From: Peter Zijlstra <a.p.zijlstra@chello.nl>
To: Eric Dumazet <eric.dumazet@gmail.com>
Cc: Christoph Lameter <cl@linux.com>,
akpm@linux-foundation.org, Pekka Enberg <penberg@cs.helsinki.fi>,
Catalin Marinas <catalin.marinas@arm.com>,
linux-kernel@vger.kernel.org,
Mathieu Desnoyers <mathieu.desnoyers@efficios.com>,
Tejun Heo <tj@kernel.org>,
linux-mm@kvack.org
Subject: Re: [thisops uV3 07/18] highmem: Use this_cpu_xx_return() operations
Date: Tue, 30 Nov 2010 20:19:42 +0100 [thread overview]
Message-ID: <1291144782.32004.1146.camel@laptop> (raw)
In-Reply-To: <1291144408.2904.232.camel@edumazet-laptop>
On Tue, 2010-11-30 at 20:13 +0100, Eric Dumazet wrote:
> Le mardi 30 novembre 2010 à 13:07 -0600, Christoph Lameter a écrit :
> > pièce jointe document texte brut (this_cpu_highmem)

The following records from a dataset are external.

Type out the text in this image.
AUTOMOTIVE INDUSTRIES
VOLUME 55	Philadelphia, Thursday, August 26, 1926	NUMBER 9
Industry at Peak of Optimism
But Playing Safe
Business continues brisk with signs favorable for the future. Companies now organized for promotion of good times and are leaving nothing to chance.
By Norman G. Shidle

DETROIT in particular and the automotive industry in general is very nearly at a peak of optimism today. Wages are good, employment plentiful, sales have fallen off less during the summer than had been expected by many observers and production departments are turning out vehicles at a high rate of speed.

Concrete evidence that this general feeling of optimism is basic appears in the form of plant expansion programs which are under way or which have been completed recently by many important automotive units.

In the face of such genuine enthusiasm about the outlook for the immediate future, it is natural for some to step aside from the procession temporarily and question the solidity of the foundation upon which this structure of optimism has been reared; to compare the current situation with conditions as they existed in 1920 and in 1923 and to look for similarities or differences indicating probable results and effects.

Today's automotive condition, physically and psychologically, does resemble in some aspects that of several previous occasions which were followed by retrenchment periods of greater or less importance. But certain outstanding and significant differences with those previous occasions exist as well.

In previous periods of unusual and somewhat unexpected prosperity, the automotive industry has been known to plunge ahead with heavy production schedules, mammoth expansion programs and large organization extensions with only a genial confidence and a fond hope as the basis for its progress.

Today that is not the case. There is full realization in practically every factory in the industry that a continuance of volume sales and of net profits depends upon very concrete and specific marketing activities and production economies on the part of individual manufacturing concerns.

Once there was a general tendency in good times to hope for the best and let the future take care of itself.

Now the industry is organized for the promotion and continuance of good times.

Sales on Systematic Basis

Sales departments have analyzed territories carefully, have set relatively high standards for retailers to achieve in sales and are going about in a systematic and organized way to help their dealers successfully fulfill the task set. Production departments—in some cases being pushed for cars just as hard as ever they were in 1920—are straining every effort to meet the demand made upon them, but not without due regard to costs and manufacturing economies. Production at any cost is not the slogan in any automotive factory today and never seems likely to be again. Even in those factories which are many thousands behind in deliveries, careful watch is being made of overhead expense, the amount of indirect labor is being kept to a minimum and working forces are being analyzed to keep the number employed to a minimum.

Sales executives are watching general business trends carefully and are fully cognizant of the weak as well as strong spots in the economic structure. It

> > Use this_cpu operations to optimize access primitives for highmem.
> >
> > The main effect is the avoidance of address calculations through the
> > use of a segment prefix.
> >
> > Cc: Peter Zijlstra <a.p.zijlstra@chello.nl>
> > Cc: Catalin Marinas <catalin.marinas@arm.com>
> > Signed-off-by: Christoph Lameter <cl@linux.com>
> >
> > ---
> > include/linux/highmem.h | 7 ++++---
> > 1 file changed, 4 insertions(+), 3 deletions(-)
> >
> > Index: linux-2.6/include/linux/highmem.h
> > ===================================================================
> > --- linux-2.6.orig/include/linux/highmem.h 2010-11-22 14:43:40.000000000 -0600
> > +++ linux-2.6/include/linux/highmem.h 2010-11-22 14:45:02.000000000 -0600
> > @@ -81,7 +81,8 @@ DECLARE_PER_CPU(int, __kmap_atomic_idx);
> >
> > static inline int kmap_atomic_idx_push(void)
> > {
> > - int idx = __get_cpu_var(__kmap_atomic_idx)++;
> > + int idx = __this_cpu_inc_return(__kmap_atomic_idx) - 1;
> > +
> > #ifdef CONFIG_DEBUG_HIGHMEM
> > WARN_ON_ONCE(in_irq() && !irqs_disabled());
> > BUG_ON(idx > KM_TYPE_NR);
> > @@ -91,12 +92,12 @@ static inline int kmap_atomic_idx_push(v
> >
> > static inline int kmap_atomic_idx(void)
> > {
> > - return __get_cpu_var(__kmap_atomic_idx) - 1;
> > + return __this_cpu_read(__kmap_atomic_idx) - 1;
> > }
> >
> > static inline int kmap_atomic_idx_pop(void)
> > {
> > - int idx = --__get_cpu_var(__kmap_atomic_idx);
> > + int idx = __this_cpu_dec_return(__kmap_atomic_idx);
>
> __this_cpu_dec_return() is only needed if CONFIG_DEBUG_HIGHMEM
>
> > #ifdef CONFIG_DEBUG_HIGHMEM
> > BUG_ON(idx < 0);
> > #endif
> >
>
> You could change kmap_atomic_idx_pop() to return void, and use
> __this_cpu_dec(__kmap_atomic_idx)
You can do the void change unconditionally, the debug code already uses
kmap_atomic_idx() because of:
---
commit 20273941f2129aa5a432796d98a276ed73d60782
Author: Peter Zijlstra <a.p.zijlstra@chello.nl>
Date: Wed Oct 27 15:32:58 2010 -0700
mm: fix race in kunmap_atomic()
Christoph reported a nice splat which illustrated a race in the new stack
based kmap_atomic implementation.
The problem is that we pop our stack slot before we're completely done
resetting its state -- in particular clearing the PTE (sometimes that's
CONFIG_DEBUG_HIGHMEM). If an interrupt happens before we actually clear
the PTE used for the last slot, that interrupt can reuse the slot in a
dirty state, which triggers a BUG in kmap_atomic().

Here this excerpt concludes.